The environment is in crisis. New studies confirm that invertebrate populations, including insects, are in alarming decline and could be extinct within a century. With invertebrates comprising half of the world’s species, this would be the world’s 6th major extinction. The world will continue, but without us.

Even in my rural smallholding, surrounded by pesticide-free fields, I’m acutely aware of this collapse. Fewer bumblebees and hardly any aphid-devouring wasps this year.

As individuals, we can’t stop this, but we can help mitigate the problem in our area. This week, I’ll consider how we can make our gardens and surrounding areas a haven for remaining invertebrates. And next week, I’ll look at lawns, grassed verges and parks.

Researchers identify pesticides as a major cause of the problem. Although commercial operators can still use these potions, fewer are thankfully available to gardeners. We should follow France where private individuals are no longer allowed to buy or use pesticides. Although this only affects 10% of pesticides sold, it’s an important step in the right direction.

Pesticides kill everything, including creatures we consider ‘beneficial.’ So between 2000 and 2009, there was a 58% decline in butterflies in England, and since 1945 half the bumblebee and honeybee populations in the U.S. have been eliminated.

Enlightened gardeners do our best for a garden’s invertebrates by protecting our crops rather than killing ‘pests’. Fleece and cabbage collars force rootfly to feed on wild plant species, and nets keep cabbage white butterflies away from brassicas or sweet-toothed birds from our strawberries.

But, when buying plants, we mustn’t drop our guard. Dave Goulson’s research in 2017 looked at neonicotinoids, pesticides lethal to pollinators. He showed that plants using the RHS ‘Perfect for Pollinators’ label had sometimes been doused in neonics. And even though the label now reads ‘Plants for Pollinators’, the poison is still used by some growers.

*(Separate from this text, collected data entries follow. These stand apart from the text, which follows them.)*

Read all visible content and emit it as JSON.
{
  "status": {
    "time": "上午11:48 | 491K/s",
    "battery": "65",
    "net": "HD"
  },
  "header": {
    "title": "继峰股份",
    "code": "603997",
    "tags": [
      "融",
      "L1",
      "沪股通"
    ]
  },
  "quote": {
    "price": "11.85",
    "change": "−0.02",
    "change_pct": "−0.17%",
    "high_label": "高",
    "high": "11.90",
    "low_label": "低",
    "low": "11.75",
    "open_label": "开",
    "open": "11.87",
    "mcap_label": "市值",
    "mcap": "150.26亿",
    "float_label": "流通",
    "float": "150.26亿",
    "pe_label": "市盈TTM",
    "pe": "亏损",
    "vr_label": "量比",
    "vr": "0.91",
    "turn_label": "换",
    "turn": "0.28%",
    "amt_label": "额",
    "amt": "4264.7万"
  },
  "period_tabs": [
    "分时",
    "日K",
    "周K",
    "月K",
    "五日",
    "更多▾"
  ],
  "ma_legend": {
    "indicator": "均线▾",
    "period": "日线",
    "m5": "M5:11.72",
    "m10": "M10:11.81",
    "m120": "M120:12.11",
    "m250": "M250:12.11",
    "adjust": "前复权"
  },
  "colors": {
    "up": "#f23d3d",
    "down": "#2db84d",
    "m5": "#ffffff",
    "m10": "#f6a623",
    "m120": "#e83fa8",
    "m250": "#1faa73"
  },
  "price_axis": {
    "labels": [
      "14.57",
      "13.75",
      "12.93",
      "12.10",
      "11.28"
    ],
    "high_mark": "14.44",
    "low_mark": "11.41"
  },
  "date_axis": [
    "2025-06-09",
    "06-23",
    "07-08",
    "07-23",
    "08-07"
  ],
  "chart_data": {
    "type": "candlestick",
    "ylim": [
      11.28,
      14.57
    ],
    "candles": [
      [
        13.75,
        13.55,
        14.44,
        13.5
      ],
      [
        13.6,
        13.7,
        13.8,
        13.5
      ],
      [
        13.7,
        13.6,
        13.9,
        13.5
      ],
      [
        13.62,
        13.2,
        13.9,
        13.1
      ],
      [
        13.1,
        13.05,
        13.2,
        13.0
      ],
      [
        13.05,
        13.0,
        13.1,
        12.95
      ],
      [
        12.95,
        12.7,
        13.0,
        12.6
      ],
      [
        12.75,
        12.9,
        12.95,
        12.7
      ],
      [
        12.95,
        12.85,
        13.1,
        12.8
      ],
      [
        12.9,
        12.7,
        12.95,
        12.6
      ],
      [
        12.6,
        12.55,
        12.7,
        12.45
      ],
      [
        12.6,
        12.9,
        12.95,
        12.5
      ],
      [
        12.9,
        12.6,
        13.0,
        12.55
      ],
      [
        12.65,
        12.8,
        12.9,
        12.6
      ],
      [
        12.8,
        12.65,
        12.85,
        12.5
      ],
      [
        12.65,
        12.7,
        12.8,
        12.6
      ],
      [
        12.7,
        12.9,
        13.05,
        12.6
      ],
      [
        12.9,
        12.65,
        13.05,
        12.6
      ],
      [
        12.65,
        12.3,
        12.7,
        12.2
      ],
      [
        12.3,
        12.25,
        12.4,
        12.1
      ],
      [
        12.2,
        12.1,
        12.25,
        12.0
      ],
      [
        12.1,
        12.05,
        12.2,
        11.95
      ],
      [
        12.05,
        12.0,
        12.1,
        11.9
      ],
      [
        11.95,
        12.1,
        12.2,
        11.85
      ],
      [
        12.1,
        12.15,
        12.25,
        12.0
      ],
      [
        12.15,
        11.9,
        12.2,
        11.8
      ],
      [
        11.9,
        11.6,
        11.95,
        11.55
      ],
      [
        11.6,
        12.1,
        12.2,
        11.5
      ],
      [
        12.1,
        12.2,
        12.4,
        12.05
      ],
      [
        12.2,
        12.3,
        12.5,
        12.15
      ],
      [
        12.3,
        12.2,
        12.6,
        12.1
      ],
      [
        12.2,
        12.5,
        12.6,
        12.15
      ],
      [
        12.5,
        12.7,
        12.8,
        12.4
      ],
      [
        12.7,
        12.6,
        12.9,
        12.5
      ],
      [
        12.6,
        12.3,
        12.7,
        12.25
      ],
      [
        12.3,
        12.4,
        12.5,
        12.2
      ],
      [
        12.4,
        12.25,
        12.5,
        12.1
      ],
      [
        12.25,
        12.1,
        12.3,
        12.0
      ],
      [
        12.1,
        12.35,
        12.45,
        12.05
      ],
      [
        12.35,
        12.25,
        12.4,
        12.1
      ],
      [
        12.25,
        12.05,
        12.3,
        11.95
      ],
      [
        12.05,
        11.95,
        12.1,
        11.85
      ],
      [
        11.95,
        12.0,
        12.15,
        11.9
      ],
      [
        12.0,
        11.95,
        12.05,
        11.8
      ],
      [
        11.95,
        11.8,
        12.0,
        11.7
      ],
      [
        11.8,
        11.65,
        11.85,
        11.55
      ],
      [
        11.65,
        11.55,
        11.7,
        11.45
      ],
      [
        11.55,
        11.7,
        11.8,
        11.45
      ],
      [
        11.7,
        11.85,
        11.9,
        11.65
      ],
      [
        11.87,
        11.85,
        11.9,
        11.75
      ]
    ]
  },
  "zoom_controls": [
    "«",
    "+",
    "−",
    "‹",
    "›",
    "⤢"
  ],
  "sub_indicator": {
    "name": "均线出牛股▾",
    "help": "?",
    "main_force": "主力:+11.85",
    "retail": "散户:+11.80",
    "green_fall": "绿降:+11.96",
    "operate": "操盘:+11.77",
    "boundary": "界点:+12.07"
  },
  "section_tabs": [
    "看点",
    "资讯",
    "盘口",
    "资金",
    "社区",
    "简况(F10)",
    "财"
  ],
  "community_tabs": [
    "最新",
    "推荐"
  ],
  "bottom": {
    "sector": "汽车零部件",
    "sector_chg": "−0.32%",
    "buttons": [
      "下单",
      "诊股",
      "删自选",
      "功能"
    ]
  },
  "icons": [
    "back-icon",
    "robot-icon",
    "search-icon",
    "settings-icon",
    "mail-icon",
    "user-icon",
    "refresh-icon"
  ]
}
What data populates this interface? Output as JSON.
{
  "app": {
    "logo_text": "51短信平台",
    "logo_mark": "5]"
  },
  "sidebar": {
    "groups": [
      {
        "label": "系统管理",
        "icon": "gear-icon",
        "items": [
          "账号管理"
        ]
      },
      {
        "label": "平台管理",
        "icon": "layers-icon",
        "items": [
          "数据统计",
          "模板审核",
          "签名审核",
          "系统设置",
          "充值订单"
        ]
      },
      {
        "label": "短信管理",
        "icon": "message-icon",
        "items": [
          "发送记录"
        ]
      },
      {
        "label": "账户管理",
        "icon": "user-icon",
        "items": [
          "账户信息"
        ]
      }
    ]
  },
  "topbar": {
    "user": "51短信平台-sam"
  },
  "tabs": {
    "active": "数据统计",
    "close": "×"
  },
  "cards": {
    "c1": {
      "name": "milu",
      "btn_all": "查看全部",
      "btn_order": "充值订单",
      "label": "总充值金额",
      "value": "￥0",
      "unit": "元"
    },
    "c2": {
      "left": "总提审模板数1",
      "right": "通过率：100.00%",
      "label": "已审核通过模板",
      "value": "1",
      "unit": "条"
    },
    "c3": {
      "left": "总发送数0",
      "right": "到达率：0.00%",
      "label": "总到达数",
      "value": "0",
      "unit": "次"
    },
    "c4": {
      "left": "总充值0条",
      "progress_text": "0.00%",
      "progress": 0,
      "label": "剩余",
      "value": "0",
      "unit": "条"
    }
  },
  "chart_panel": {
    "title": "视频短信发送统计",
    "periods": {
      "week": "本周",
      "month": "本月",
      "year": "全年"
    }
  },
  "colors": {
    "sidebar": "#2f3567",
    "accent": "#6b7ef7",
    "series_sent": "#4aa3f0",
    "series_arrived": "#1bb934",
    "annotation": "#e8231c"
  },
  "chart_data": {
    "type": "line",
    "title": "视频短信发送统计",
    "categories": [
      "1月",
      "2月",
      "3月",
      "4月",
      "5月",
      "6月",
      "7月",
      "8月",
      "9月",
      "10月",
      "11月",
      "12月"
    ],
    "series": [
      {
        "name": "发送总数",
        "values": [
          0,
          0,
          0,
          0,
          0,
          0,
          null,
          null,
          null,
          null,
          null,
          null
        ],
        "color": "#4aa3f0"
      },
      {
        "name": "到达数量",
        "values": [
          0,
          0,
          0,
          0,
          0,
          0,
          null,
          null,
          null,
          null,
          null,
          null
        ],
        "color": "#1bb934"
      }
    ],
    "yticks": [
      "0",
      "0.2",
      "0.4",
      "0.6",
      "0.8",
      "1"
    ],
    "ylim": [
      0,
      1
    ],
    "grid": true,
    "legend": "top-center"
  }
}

So, let your nectar-lovers feed safely by getting new plants from organic or pesticide-free nurseries. Use B&Q or Aldi or ask your garden centre to confirm that they only purchase neonicotinoid-free plants.

But pollinators are only one group of invertebrates and a thriving ecosystem also needs the other, possibly less ‘glamorous’ ones, including beetles and leafhoppers. Although bees happily suck nectar from non-native plants, other invertebrates may be host-specific. They may rely on native or ‘near-native’ plants from northern temperate regions and be unable to switch to more exotic species.

And leafhoppers aren’t our only unsung heroes. As I never tire of saying, the soil with its many billions of inhabitants is the most important part of any garden. Many of our insects start life in the soil and other invertebrates, such as worms, play a critical role in creating a soil where plants and all their dependants can thrive. Soil is an asset we squander at our peril.

When digging a carrot or a leek, I knock the soil back into the ground, or scrape it into the compost bay when tidying for the kitchen, rather than washing it down the sink.

And there are so many ways of damaging our precious soil. Herbicides applied to weeds on paths or lawns are often washed into beds, along with rainwater. Without a protective mulch, soil is leached away during winter downpours. Only when the level of a bed sinks, do you realise the scale of this erosion.

And after every storm, my angry brown burn sweeps an untold mass of soil off to the North Sea. I’m not surprised that a recently-published study shows that 2.2 million tonnes of U.K. topsoil is eroded annually.

Plant of the week

Grey willow. The fluffy catkins are a welcome indicator of spring, providing an early nectar and pollen source for bees and other insects. The leaves are the food for a number of moth species that, in turn, feed birds.